As I have already mentioned, weakness of gluteus medius and minimus will limit a persons ability to perform single leg balances. You will immediately know that a student is weak here when you see the pelvis on the non-weightbearing side drop when they stand on the other leg. This is called a positive Trendelenburg’s sign and clearly tells you that strengthening work is needed!

Tightness of gluteus medius and minimus will limit any poses that involve external rotation of the hip. Particularly when the hip is flexed and needs to externally rotate e.g. pigeon front leg, ardha baddha padma pascimottanasana and Lotus variants. Take a look:

Excessive external rotation at the hips in some back bends may indicate that medius and minimus are not strong enough to counteract the action of gluteus maximus as it extends and externally rotates the hip. Look out for this in Wheel Pose in particular.

See Also: 4 Steps to Safer Back Bends

What Every Yoga Teacher Should Know

It is really common to find weakness and tightness in gluteus medius and minimus, so incorporating stretching and strengthening work into your classes will reap benefits for most students. But how can you get the best out of these muscles when you teach? And when is it safe to work into those coveted, advanced poses?

  • Keep the pelvis level — If students drop the non-weight bearing side of their pelvis in single leg balances, encouraging them to lift that hip and shorten the trunk on the dropped side. To achieve this they will have to engage gluteus medius and minimus on the weight bearing leg.
  • Stretching — Accessible versions of poses that require a lot of external rotation at the hip are suitable for beginners and can be sequenced early in more advanced classes as preparatory work. Poses like seated forward flexion with legs crossed, modified Fire Log and Sleeping Pigeon will be ideal for anyone who is not yet ready to attempt the more advanced versions. Ensure practice includes left over right and right over left leg positions to balance the stretch in both hips.
  • Preparation and more preparation — Iconic poses like Lotus and ardha baddha padma pascimottanasana need lots of length in gluteus medius and minimus. More than many of us will ever have. Where these muscles are tight, the knees are forced to compensate causing pain and bringing a real risk of knee injury. Any discomfort in the knees in these poses is a warning sign that all is not well. Students should to be counselled to listen to their body and ease back to a more accessible version of the pose when any knee discomfort is felt.
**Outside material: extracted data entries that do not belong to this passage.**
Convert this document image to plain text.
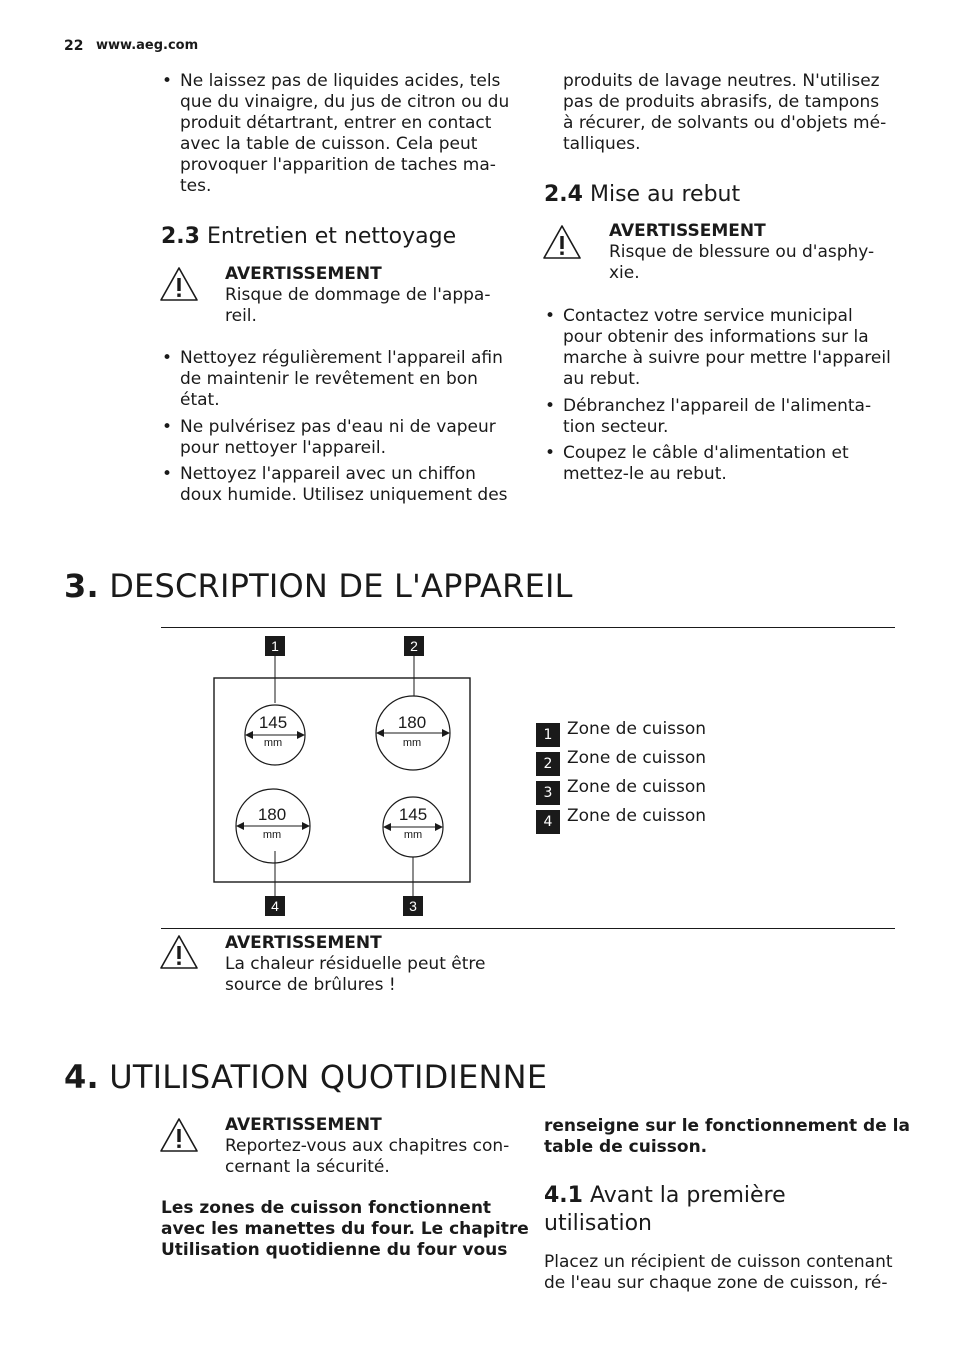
22 www.aeg.com
• Ne laissez pas de liquides acides, tels
que du vinaigre, du jus de citron ou du
produit détartrant, entrer en contact
avec la table de cuisson. Cela peut
provoquer l'apparition de taches ma-
tes.
2.3 Entretien et nettoyage
AVERTISSEMENT
Risque de dommage de l'appa-
reil.
• Nettoyez régulièrement l'appareil afin
de maintenir le revêtement en bon
état.
• Ne pulvérisez pas d'eau ni de vapeur
pour nettoyer l'appareil.
• Nettoyez l'appareil avec un chiffon
doux humide. Utilisez uniquement des
produits de lavage neutres. N'utilisez
pas de produits abrasifs, de tampons
à récurer, de solvants ou d'objets mé-
talliques.
2.4 Mise au rebut
AVERTISSEMENT
Risque de blessure ou d'asphy-
xie.
• Contactez votre service municipal
pour obtenir des informations sur la
marche à suivre pour mettre l'appareil
au rebut.
• Débranchez l'appareil de l'alimenta-
tion secteur.
• Coupez le câble d'alimentation et
mettez-le au rebut.
3. DESCRIPTION DE L'APPAREIL
1	2
4	3
145
mm
180
mm
180
mm
145
mm
1 Zone de cuisson
2 Zone de cuisson
3 Zone de cuisson
4 Zone de cuisson
AVERTISSEMENT
La chaleur résiduelle peut être
source de brûlures !
4. UTILISATION QUOTIDIENNE
AVERTISSEMENT
Reportez-vous aux chapitres con-
cernant la sécurité.
Les zones de cuisson fonctionnent
avec les manettes du four. Le chapitre
Utilisation quotidienne du four vous
renseigne sur le fonctionnement de la
table de cuisson.
4.1 Avant la première
utilisation
Placez un récipient de cuisson contenant
de l'eau sur chaque zone de cuisson, ré-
See Also: 5 Poses to Healthy Happy Hips

And so to the Mat…

Where does this all leave us? For many it will take many months or years of patient work on these small but influential muscles before iconic asanas like Pigeon and Lotus can be achieved. Some of us will never get there. But wherever we are in our practice, working with our body and not forcing it before it is ready is what is needed.

Frequently forgotten these muscles may be — but inconsequential they are not! Steady stretching and strengthening is the way forwards — enjoy the journey and your hips will love you for it.